Rust is also advantageous for next-generation applications due to its speed and memory use. Rather than providing safety at the expense of time-and-resource consuming functions like ongoing garbage collection, Rust allows coders to store data on the stack or on the heap. If memory is no longer needed when code is compiled, it is automatically cleaned up, allowing for efficient memory usage. In addition, Rust is statically typed and compiled, allowing for more speed and optimization.

Azion Cells Engine

Rather than node.js, the engine that AWS, Google, and many other providers use, our implementation was built from scratch, written in Rust and reaps all the advantages of Rust’s security, reliability, and speed. In addition, it is able to execute JavaScript without spinning up an entire container and node.js process. As a result, it is faster, simpler and cheaper than solutions based on node.js, allowing for better performance while using fewer resources.

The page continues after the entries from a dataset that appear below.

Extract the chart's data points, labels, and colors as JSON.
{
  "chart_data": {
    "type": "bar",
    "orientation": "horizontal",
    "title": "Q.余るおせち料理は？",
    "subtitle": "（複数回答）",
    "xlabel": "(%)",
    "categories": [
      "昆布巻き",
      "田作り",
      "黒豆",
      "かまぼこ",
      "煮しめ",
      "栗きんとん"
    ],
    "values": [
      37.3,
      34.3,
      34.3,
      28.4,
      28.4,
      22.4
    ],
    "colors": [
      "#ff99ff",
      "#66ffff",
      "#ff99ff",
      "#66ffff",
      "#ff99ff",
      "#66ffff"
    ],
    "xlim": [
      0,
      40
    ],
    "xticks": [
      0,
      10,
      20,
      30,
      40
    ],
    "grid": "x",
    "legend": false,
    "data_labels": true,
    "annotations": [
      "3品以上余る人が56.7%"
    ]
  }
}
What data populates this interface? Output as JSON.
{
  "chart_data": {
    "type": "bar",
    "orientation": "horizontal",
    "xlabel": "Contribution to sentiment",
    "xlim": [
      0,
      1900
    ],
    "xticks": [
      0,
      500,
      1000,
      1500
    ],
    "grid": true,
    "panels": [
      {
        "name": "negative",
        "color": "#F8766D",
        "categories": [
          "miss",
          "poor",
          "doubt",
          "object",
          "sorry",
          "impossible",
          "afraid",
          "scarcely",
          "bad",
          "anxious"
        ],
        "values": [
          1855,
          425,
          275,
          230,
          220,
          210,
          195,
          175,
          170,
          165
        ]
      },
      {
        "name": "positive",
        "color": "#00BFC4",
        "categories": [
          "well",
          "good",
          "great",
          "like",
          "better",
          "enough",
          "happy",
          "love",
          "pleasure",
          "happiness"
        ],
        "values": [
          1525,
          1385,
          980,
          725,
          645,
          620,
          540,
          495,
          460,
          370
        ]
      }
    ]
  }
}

In addition, our implementation is also able to improve upon some of the issues that have arisen with node.js since its creation in 2009. Ryan Dahl, node.js’s original author, has extensively discussed these issues, citing node.js’s use of modules as its biggest design flaw, citing its centralized distribution and overcomplexity. However, in 2018, ES modules were introduced as a standardized module system in JavaScript; our engine uses ES modules exclusively to create a simple and decentralized module system.

Finally, our engine provides additional security over node.js through the use of V8’s security sandbox and a number of additional mechanisms. If you’ve read our post on zero trust security, you’ll remember a key tenant of modern security is giving each user access only to the parts of a system that they need. This is a problem with node.js, which was not built with multi-tenacy in mind, making everything accessible to everyone, requiring the use of Containers. Our implementation adds strong user segregation and limits access privileged operations, making it safe to run third party code.

How Azion Compares to AWS Lambda

Like Azion’s Edge Functions, AWS Lambda gives customers the ability to write event-driven functions that are managed by the provider and charged for on an as-consumption basis. Unlike Azion, however, each AWS Lambda function is run in a separate container. Developers must decide ahead of time how much memory to allocate each function based on its code dependencies; AWS then allocates proportional CPU, bandwidth and disk I/O. Containers are spun up when the function is triggered and spun down after the function has been idle for a while. After that period of inactivity, both the container and node.js must start in order for the function to be executed, resulting in a cold start of about half a second and requiring a lot of resources to scale — two huge problems for low-latency and high-throughput applications, including 5G.

In contrast, Azion provides better performance with less hardware by using a multi-tenant environment where each function is isolated in a secure sandbox. This requires far less RAM than housing each function in a separate container, and as a result, is far more cost-effective. In addition, multi-tenancy is much faster. Since Azion Edge Functions run at all of our edge locations, when a request arrives, the function only needs to be loaded from our NVME disks to memory, which only takes a few milliseconds (as opposed to the few hundred it would take to spin up a whole container). This results in lower latency and more consistent performance. To get anything like this in Lambda, customers need to pay additional fees upfront to reserve dedicated containers in a specific region, leading to underused resources or performance hiccups if the function reaches its concurrency limit in that region.

Conclusion

As discussed in our previous post, 5G applications must meet incredibly high standards, with low latency, reliable performance, and resource efficiency chief among them. Meeting these performance metrics is a lot to worry about, particularly for those of who already tend to worry a lot. We’ve put a lot of thought into the best possible way to deliver on these metrics, building our software stack from the ground up to meet the rigid requirements of next-generation applications, providing a solution that is 100x more effective than cloud providers’ at a fraction of the cost.